The sample positioner consists of a swivel table that adjusts the incident angle of the X-ray to satisfy the Bragg diffraction condition, a Y-axis linear table that scans the sample parallel to the sample surface to keep the X-ray focal point and the irradiation point of the sample at the same position, and Z-axis and X-axis tables that adjust the vertical and horizontal positions of the sample. All tables are driven by a stepping motor and controlled remotely.

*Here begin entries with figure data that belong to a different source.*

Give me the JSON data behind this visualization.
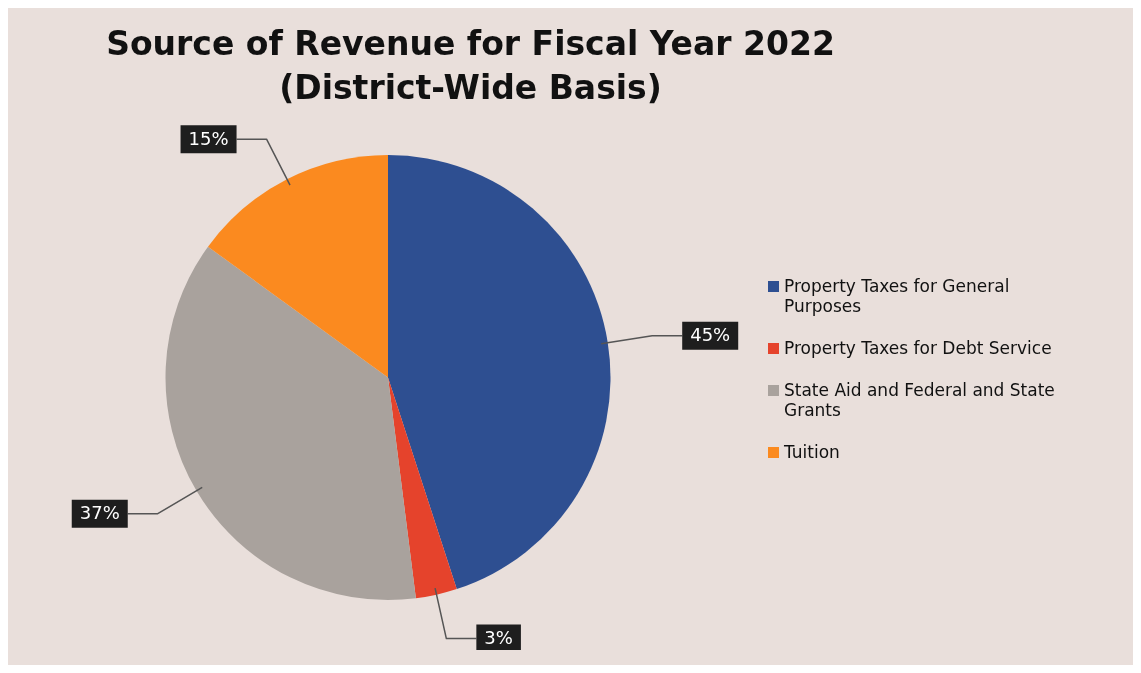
{
  "chart_data": {
    "type": "pie",
    "title": "Source of Revenue for Fiscal Year 2022",
    "subtitle": "(District-Wide Basis)",
    "categories": [
      "Property Taxes for General Purposes",
      "Property Taxes for Debt Service",
      "State Aid and Federal and State Grants",
      "Tuition"
    ],
    "values": [
      45,
      3,
      37,
      15
    ],
    "colors": [
      "#2e4f91",
      "#e5432c",
      "#a9a29d",
      "#fb8a1f"
    ],
    "value_labels": [
      "45%",
      "3%",
      "37%",
      "15%"
    ],
    "legend": "right"
  }
}
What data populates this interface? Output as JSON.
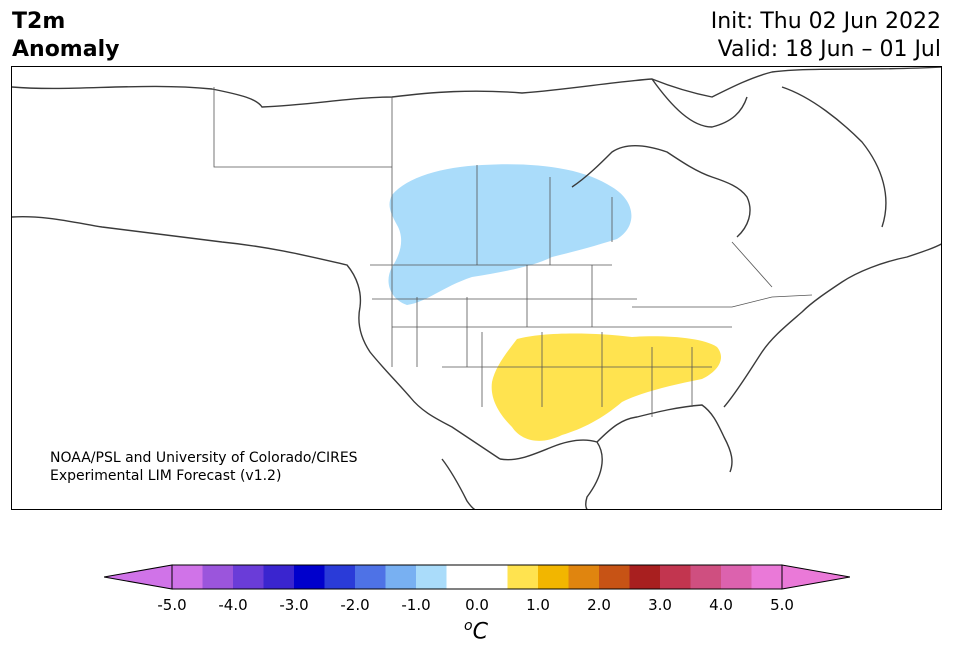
{
  "title": {
    "variable_line1": "T2m",
    "variable_line2": "Anomaly",
    "init": "Init: Thu 02 Jun 2022",
    "valid": "Valid: 18 Jun – 01 Jul"
  },
  "map": {
    "credit_line1": "NOAA/PSL and University of Colorado/CIRES",
    "credit_line2": "Experimental LIM Forecast (v1.2)",
    "anomaly_regions": [
      {
        "name": "cool-anomaly-northern-plains-canada",
        "value": -1.0,
        "color": "#aadcfa"
      },
      {
        "name": "warm-anomaly-southern-plains",
        "value": 1.0,
        "color": "#ffe34f"
      }
    ]
  },
  "colorbar": {
    "unit_base": "C",
    "unit_sup": "o",
    "tick_labels": [
      "-5.0",
      "-4.0",
      "-3.0",
      "-2.0",
      "-1.0",
      "0.0",
      "1.0",
      "2.0",
      "3.0",
      "4.0",
      "5.0"
    ],
    "colors": [
      "#d073e8",
      "#9b55dc",
      "#6a3cd8",
      "#3a25cf",
      "#0000cc",
      "#2a3bd8",
      "#4e72e6",
      "#78b0f2",
      "#aadcfa",
      "#ffffff",
      "#ffffff",
      "#ffe34f",
      "#f2b600",
      "#e0850f",
      "#c75315",
      "#a81f1f",
      "#c2354f",
      "#cf4f80",
      "#dc62ae",
      "#ea79d8"
    ],
    "under_color": "#d073e8",
    "over_color": "#ea79d8"
  }
}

A lens-coupled X-ray imager (Rad device, Xsight Micron™) is used for the X-ray micro imager. The incident X-rays are converted to visible light by a phosphor and then imaged onto an sCMOS visible camera (Andor Zyla, pixel size: 6.5 μm, 2048 × 2048 pixels) by the visible light lens system. We utilize a 5 × objective lens with the pixel size of 1.3 μm and the field of view of 2.6 mm2. The imager is mounted on the 2θ arm of the X-ray diffractometer of the microbeam system. To reduce image blurring, we limit the distance between the X-ray imager and sample to within 5 mm using the height table of the 2θ arm.

Obtained topograms are shifted when scanning the sample along the Y-axis (as shown in Fig. 7b), so we reconstruct a standard 3D topogram with a ratio of 1:1:1 and orthogonally intersect each axis by shifting, stacking, and rotating each topogram using SAKAS-Viewer28 and Image J.